A £2bn redevelopment project that will transform the home of London’s New Covent Garden Market has been granted planning permission by Wandsworth Council.
The proposals, a joint venture between developers Vinci and St Modwen for the New Covent Garden Market Authority (CGMA), will see the existing market in Nine Elms, London, consolidated into a complex of three buildings - releasing 20 acres of land for residential and retail development.
A new, 500,000 sq ft market will form the centrepiece of the decade-long multi-phase scheme, which is part of a wider regeneration of the area that also includes the redevelopment of Battersea Power Station and building of a Northern Line tube extension.
The project will also see up to 3,000 new homes built, plus 135,000 sqft of office space and 100,000 sqft of retail, leisure and new community facilities, including shops, cafés and restaurants.
Bill Oliver, CEO of St.

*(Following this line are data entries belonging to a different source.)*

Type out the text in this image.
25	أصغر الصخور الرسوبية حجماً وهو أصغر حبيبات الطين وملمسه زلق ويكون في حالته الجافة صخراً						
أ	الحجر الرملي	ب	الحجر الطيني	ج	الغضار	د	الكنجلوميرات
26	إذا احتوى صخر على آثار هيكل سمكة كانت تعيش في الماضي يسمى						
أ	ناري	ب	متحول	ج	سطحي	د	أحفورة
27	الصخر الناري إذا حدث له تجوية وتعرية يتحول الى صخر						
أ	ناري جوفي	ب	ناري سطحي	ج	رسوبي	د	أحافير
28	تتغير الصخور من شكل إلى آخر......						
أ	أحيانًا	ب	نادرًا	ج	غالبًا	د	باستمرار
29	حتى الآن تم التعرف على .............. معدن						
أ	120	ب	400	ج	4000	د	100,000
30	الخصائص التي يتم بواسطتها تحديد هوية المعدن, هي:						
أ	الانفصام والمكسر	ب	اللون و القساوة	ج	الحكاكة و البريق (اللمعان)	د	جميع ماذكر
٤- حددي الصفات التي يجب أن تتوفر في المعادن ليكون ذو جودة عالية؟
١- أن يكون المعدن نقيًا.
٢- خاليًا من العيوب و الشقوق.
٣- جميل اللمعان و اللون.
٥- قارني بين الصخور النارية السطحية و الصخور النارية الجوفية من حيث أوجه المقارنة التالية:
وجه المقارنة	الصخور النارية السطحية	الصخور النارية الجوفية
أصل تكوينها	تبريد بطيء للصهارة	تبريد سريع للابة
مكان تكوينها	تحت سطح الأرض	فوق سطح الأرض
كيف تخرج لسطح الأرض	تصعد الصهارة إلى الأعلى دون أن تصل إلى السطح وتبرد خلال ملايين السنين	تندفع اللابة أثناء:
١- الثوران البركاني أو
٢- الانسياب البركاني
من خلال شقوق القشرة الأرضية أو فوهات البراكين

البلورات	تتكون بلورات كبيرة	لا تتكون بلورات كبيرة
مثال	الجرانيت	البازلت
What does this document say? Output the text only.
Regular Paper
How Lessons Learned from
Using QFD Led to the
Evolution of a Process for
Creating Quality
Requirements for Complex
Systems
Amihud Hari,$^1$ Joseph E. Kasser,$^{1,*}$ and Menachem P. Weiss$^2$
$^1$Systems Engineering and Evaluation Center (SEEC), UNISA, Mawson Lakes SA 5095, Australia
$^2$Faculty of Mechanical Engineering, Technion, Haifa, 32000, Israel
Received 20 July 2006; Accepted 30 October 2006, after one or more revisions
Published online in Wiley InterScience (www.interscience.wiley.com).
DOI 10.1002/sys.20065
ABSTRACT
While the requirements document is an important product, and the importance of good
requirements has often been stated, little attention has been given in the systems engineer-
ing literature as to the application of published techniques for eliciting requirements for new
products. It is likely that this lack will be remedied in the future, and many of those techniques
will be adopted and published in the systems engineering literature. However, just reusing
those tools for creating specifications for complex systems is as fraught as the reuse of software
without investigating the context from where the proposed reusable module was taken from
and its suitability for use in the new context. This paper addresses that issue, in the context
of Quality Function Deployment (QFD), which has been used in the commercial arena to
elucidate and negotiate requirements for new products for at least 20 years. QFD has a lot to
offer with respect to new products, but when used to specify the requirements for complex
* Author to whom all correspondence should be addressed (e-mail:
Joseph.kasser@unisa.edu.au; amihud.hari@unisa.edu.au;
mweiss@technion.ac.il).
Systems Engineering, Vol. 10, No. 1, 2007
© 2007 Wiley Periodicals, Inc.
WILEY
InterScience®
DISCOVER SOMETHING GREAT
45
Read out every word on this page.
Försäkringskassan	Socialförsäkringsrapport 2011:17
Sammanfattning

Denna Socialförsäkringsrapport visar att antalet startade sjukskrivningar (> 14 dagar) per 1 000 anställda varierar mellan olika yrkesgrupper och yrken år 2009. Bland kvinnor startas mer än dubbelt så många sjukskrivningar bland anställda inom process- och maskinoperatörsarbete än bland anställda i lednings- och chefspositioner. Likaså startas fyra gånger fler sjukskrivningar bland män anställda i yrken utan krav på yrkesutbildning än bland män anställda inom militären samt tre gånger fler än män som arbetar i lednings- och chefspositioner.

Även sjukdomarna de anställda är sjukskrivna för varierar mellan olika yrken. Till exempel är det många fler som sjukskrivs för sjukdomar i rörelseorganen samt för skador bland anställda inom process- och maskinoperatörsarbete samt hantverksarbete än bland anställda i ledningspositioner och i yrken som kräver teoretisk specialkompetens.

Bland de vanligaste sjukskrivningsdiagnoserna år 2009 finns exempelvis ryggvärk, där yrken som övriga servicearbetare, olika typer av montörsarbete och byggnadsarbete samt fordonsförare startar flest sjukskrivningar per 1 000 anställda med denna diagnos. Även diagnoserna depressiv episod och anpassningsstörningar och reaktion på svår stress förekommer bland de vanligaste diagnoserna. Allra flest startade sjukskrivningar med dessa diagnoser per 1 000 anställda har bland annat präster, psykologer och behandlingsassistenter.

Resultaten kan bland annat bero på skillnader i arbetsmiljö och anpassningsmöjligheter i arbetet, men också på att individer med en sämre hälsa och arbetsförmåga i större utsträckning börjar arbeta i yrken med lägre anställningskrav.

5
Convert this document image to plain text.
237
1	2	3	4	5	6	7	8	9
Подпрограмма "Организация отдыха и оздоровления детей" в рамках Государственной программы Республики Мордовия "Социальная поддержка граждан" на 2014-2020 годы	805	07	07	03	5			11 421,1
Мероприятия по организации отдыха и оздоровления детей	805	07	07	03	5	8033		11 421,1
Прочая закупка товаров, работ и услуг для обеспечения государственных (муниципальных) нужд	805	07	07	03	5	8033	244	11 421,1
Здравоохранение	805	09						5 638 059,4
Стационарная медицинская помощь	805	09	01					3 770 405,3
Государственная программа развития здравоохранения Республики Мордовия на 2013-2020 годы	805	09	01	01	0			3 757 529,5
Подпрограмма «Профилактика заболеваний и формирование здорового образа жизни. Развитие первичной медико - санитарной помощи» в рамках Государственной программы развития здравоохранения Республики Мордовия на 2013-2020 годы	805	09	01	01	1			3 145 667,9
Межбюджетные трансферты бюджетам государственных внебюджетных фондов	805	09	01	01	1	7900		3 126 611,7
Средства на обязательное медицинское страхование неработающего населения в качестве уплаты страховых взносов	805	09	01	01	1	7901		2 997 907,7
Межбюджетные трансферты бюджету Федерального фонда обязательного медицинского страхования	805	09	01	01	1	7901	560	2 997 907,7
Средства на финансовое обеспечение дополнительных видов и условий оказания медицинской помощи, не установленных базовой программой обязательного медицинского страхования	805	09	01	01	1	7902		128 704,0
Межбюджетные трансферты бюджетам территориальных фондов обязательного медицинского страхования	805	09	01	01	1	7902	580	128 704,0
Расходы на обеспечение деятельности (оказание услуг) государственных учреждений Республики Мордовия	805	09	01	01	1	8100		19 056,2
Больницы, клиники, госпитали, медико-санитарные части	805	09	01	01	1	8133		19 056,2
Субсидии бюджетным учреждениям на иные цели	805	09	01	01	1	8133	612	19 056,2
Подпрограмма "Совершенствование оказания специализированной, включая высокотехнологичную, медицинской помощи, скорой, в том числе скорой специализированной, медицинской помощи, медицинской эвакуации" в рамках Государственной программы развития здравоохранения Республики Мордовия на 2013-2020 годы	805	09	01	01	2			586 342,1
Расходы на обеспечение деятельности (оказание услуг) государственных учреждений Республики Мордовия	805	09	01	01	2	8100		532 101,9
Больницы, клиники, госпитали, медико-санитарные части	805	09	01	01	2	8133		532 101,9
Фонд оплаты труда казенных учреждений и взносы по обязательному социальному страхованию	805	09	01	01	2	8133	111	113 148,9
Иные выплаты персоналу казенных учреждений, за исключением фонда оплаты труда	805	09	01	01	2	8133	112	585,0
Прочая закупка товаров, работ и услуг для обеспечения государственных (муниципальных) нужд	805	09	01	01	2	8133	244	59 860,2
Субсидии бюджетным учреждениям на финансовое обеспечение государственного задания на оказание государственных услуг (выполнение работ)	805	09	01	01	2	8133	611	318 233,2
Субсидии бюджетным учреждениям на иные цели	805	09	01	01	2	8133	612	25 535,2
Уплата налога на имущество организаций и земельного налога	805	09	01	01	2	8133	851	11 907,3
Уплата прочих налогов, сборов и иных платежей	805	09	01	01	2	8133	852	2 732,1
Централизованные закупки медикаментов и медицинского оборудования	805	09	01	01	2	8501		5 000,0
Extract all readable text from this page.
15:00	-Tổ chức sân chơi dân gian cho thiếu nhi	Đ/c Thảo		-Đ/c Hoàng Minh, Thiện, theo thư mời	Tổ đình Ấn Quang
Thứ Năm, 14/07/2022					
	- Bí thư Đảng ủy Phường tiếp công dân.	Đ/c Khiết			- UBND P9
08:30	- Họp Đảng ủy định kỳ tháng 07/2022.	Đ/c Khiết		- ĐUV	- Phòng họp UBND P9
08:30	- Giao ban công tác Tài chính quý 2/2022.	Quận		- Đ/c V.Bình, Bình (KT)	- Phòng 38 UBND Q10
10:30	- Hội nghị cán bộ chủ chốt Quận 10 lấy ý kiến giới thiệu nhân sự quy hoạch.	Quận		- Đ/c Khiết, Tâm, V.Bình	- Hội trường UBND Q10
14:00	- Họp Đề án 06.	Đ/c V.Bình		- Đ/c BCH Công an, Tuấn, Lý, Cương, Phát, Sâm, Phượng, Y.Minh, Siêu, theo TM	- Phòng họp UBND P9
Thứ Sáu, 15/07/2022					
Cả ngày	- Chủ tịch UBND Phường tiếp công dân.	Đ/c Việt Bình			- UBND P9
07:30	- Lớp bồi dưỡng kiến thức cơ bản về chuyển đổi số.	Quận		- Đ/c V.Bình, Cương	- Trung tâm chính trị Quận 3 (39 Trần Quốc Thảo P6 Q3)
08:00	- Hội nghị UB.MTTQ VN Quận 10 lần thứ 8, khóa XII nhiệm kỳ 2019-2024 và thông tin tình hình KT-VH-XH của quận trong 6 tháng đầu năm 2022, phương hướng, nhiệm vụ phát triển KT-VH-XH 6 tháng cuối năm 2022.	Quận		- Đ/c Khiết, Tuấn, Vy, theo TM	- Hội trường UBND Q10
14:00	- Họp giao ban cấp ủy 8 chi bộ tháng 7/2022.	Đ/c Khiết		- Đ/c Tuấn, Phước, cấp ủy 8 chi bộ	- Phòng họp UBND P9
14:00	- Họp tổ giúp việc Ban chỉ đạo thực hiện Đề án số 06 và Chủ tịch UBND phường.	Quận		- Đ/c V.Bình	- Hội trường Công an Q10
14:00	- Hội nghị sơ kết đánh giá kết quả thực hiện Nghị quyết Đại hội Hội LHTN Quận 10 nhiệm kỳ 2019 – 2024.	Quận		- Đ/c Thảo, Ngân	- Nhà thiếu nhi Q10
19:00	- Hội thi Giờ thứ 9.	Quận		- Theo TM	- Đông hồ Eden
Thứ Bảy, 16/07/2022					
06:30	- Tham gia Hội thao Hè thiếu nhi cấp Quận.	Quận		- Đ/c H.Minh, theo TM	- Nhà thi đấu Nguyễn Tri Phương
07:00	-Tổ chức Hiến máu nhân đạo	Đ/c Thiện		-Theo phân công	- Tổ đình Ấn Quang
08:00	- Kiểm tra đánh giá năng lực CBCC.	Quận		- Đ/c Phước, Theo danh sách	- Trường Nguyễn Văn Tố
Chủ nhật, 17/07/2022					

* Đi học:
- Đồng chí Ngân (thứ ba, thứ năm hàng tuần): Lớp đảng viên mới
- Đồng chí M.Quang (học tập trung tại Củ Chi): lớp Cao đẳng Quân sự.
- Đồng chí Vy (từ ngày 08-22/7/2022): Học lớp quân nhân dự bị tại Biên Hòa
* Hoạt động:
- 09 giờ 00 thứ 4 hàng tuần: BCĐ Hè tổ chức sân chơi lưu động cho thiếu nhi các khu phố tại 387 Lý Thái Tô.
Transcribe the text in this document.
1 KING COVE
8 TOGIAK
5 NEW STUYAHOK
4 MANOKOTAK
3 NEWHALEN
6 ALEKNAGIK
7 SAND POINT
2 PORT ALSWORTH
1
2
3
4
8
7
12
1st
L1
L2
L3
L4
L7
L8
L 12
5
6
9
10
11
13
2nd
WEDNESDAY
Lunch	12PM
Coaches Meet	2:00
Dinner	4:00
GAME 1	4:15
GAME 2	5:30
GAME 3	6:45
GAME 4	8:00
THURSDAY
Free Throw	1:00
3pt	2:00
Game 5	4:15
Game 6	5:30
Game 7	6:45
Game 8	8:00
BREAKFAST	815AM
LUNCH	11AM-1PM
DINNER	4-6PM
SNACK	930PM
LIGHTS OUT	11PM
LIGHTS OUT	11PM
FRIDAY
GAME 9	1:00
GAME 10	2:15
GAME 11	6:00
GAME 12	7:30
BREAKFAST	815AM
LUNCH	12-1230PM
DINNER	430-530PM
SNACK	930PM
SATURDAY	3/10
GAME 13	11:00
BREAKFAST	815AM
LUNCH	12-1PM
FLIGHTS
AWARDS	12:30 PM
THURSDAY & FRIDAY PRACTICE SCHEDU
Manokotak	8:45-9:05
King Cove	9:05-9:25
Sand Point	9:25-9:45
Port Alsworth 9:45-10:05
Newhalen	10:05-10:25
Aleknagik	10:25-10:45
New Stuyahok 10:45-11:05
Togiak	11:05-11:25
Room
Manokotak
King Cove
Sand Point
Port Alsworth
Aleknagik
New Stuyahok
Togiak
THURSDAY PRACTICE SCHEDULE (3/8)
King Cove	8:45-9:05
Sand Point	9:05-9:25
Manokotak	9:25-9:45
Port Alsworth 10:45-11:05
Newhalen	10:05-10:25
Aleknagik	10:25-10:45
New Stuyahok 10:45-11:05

Modwen and a director of the joint venture with Vinci, said approval of the scheme by Wandsworth Council would allow it to contribute to the long-term transformation of London’s newest residential and commercial quarter while “securing the future of New Covent Garden Market by delivering vitally important world-class market facilities”.
CGMA chairman Pam Alexander, said the market was “central to supplying London’s fresh produce”.
“With our development partners, we can now deliver the modern facilities that will enable our 200 tenant business to grow and thrive whilst welcoming the public to a new Food Quarter for London,” she added.